Create a policy

Steps

  1. Sign in to the AWS Management Console and open the IAM console with the appropriate admin level account.
  2. In the navigation pane on the left, choose Policies and then choose Create policy.
  3. In the Policy editor section, find the Select a service section, then choose S3 service, and select Next.
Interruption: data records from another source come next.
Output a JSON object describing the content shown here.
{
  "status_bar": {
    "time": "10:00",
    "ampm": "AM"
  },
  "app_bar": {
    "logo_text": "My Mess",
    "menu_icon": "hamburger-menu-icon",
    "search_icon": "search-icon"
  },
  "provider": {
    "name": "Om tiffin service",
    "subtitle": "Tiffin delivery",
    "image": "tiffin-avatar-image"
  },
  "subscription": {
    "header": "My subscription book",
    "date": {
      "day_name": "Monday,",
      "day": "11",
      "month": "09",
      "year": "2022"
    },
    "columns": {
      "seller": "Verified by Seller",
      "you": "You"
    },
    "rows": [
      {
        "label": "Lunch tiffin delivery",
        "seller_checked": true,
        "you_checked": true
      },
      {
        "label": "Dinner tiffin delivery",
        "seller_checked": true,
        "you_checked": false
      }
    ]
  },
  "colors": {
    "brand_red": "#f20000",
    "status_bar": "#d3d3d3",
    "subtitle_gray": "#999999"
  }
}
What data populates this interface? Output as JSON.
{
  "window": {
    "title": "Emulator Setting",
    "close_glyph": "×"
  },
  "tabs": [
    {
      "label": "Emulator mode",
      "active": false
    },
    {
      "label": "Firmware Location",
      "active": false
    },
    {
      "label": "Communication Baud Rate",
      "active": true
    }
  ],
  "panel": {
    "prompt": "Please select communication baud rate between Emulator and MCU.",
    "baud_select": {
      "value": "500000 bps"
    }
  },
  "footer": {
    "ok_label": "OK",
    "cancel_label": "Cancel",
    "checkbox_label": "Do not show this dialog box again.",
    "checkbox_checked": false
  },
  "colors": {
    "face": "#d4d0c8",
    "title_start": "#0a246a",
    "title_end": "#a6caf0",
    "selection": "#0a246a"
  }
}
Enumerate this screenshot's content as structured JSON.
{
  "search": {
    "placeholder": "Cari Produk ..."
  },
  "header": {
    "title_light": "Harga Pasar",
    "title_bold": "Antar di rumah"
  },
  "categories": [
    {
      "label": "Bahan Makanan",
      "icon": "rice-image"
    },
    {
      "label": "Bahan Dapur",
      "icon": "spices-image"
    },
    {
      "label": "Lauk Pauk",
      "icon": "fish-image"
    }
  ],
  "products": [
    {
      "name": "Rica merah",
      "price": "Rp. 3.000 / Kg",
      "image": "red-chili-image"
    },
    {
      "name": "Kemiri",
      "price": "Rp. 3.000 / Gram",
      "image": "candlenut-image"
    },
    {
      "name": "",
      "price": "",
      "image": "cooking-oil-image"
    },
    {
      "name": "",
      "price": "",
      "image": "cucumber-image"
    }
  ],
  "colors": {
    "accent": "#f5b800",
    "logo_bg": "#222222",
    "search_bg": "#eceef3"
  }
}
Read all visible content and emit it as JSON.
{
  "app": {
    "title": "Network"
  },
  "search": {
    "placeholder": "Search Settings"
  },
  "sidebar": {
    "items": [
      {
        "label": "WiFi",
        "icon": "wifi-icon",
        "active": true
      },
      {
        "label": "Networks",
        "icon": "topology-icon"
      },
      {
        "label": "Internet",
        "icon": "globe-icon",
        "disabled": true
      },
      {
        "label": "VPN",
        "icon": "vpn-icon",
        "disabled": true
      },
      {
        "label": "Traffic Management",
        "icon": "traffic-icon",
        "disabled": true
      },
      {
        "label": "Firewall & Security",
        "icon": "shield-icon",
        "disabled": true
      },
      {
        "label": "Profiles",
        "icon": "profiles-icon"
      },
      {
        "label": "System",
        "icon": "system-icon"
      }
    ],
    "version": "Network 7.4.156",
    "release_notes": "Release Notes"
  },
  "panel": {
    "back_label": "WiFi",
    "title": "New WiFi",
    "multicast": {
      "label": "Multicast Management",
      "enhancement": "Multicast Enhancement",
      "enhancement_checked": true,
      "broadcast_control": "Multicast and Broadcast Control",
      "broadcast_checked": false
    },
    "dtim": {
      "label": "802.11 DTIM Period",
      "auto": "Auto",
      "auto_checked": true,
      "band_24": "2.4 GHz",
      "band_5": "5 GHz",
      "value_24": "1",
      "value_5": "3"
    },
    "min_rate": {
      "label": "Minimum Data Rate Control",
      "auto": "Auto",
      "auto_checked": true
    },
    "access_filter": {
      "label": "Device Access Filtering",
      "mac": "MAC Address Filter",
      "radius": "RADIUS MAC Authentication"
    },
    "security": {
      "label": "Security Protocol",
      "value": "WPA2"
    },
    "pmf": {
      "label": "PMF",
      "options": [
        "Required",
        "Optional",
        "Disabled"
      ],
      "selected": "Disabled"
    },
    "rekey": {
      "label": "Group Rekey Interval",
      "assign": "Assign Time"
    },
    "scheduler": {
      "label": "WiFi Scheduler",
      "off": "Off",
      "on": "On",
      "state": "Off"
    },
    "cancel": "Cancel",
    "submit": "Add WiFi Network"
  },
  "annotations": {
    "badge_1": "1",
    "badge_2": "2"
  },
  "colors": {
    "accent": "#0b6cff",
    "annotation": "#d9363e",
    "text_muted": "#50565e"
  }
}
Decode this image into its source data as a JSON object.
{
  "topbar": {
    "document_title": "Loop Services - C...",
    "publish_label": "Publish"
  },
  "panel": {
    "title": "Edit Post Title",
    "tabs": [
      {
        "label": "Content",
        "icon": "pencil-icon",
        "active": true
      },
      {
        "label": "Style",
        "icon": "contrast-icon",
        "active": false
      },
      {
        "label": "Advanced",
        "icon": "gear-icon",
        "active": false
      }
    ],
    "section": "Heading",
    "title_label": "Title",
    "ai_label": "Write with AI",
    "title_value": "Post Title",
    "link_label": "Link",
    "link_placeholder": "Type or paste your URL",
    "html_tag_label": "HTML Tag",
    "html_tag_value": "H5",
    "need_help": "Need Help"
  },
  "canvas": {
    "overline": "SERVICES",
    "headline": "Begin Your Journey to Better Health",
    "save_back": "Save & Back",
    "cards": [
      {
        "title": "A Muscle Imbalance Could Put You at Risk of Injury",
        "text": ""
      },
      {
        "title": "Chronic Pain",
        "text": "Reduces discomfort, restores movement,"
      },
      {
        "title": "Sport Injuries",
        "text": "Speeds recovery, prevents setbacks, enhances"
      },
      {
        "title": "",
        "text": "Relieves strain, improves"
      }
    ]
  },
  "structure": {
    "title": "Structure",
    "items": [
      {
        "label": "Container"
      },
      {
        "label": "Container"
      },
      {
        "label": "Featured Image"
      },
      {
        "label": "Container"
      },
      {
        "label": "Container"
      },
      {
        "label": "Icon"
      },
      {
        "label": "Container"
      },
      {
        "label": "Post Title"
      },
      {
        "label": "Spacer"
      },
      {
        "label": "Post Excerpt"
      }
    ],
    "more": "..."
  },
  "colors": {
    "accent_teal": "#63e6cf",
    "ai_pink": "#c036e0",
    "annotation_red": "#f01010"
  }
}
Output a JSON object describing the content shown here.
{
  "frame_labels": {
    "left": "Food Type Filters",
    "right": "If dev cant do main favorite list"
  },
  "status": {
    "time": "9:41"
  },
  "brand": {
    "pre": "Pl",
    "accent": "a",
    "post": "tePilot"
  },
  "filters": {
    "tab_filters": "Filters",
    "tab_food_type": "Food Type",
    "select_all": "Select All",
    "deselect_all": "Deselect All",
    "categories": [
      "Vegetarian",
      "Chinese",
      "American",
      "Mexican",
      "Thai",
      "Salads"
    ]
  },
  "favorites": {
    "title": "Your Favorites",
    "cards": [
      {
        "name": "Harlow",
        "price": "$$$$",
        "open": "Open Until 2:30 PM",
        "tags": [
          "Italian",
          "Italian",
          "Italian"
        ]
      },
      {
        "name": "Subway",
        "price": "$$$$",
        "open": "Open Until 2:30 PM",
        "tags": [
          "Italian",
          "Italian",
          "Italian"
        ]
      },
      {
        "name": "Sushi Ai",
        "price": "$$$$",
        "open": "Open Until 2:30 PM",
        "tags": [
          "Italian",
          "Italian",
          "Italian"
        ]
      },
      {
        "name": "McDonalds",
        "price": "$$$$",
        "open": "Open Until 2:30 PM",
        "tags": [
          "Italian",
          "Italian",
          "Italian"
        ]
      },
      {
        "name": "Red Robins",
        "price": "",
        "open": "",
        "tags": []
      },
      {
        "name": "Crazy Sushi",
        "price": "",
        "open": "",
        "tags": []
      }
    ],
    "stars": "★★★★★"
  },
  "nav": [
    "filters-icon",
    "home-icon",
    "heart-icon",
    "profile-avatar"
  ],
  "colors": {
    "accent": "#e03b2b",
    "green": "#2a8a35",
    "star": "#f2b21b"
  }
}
Once S3 service permissions are added, next, move on to IAM service.
  4. In Actions allowed, choose the below actions to add to the policy:
    • For scanning
      • IAM service
        • Read > GetUser
        • Read > GetPolicyVersion
        • Read > GetPolicy
        • Read > GetUserPolicy
        • List > ListUserPolicies
        • List > ListAttachedUserPolicies
      • S3 service
        • Read > GetBucketAcl
        • Read > GetBucketLocation
        • Read > GetObject
        • Read > GetObjectAcl
        • List > ListAllMyBuckets
        • List > ListBucket
    • For revoke permissions (S3 service)
      • Permission Management > PutBucketAcl
      • Permission Management > PutObjectAcl
    • For tagging (S3 service)
      • Write > DeleteObject
      • Write > PutObject
      • Tagging > DeleteObjectTagging
      • Tagging > PutObjectTagging

  5. For Resources, choose all and select Create policy to save the new policy.